La idea de ir diseñando de todo es algo que surge gracias a la profesión de su padre. “Soy una especie de arquitecta frustada porque no hice la carrera y siempre me ha gustado. Me enloquece la obsesión de hacer cosas para la casa y hay diseñadores que me han influido mucho como Javier Mariscal o Philippe Starck que ha hecho desde un cepillo de dientes hasta hoteles y barcos”.

Sobre su visita a Mérida confesó que es un lugar al que no conocía. “Es muy especial, es un México puro y duro; vine con mucha ilusión porque no es lo mismo hacer un desfile aquí que en Madrid con el mejor backstage del planeta. Estoy impresionada de la gente tienen una gran cantidad de cosas mías y estoy muy agradecida de cómo me está tratando México, soy feliz aquí, yo quería conocer el país y ya he venido más de 40 veces, trabajo con empresas mexicanas, tengo un gran equipo aquí y veo a muchas personas con mis cosas”, agregó.

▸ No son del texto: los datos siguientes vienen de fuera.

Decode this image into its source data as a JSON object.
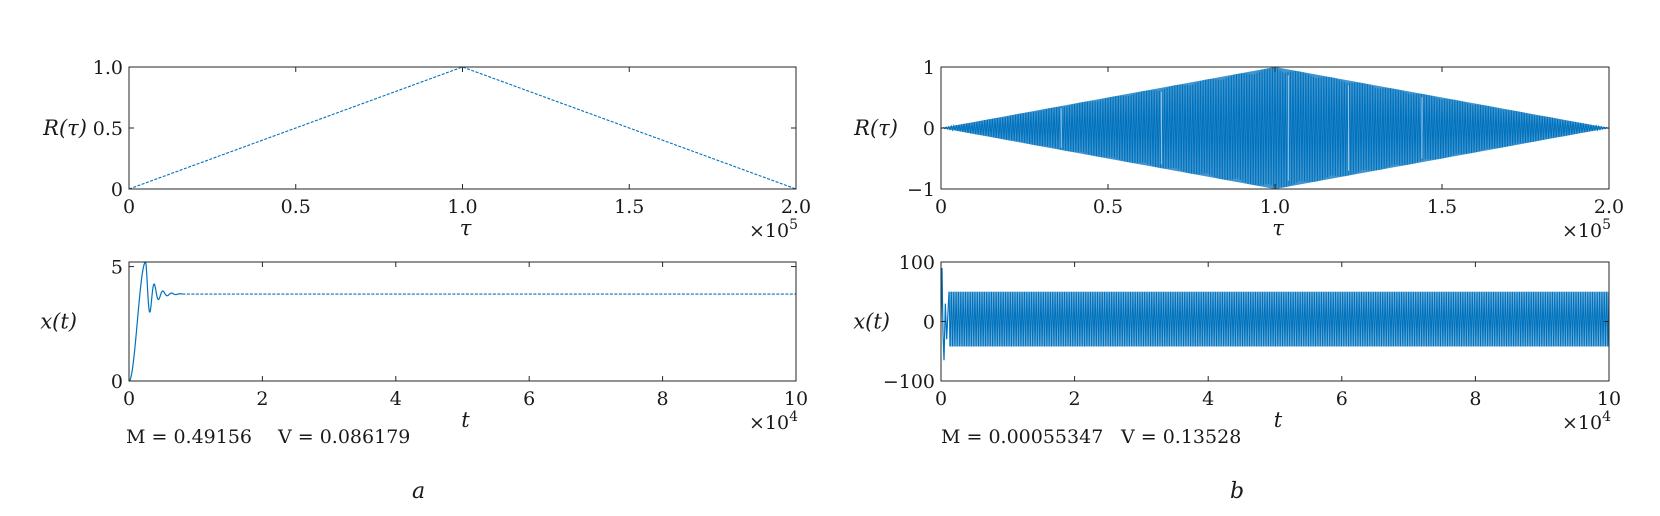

Ser diseñadora es algo que describe como “genial”, pues le permite terminar un desfile, agarrar sus maletas e ir por el mundo para viajar y conocer. “Siempre estoy aprendiendo sin parar. Es una profesión muy bonita, un trabajo precioso, pero muy competitivo. Mucha gente se desespera porque al final es mucho más duro de lo que se imagina”, explica.

“Me gusta todo, me divierte, si eres diseñador eres feliz todos los días de tu vida”, agrega.

Para Agatha, actualmente la competencia es algo “salvaje”, ya que no sólo compites con otros diseñadores reconocidos, sino con industrias gigantes como Zara y para un diseñador joven resulta “imposible hacerte un traje con el precio de ellos”.

La gran aceptación de sus diseños la ha llevado a tener una vida sumamente ajetreada participando en los desfiles más importantes del mundo y siendo reconocida con múltiples premios de moda, por lo que “no puede” permitirse el lujo de no tener inspiración. “Hay tanto que hacer, tengo tanto trabajo que nunca me ha pasado, pero si no se te ocurre nada te pones a limpiar y seguro algo sucede. La inspiración no es una cosa, es una suma de pequeñas cosas”, afirma.

“Mi vida es completamente atípica, hoy estoy aquí, luego en Montevideo, Costa Rica, Cancún, es una locura, es muy surrealista, pero voy llevando mi estudio a todas partes gracias a las nuevas tecnologías que permiten que aunque estés lejos estés trabajando y ahí estoy con todo, a la vez es divertido, pero un día mío nunca es igual”, agrega.

Es por eso que una de las cosas que más extraña es la rutina, pues le gustaría tener más tiempo para crear una relación profunda con sus perros. “Tengo muchísimos y los adoro, pero ellos ven que llego y me voy, como relación no es muy seria”.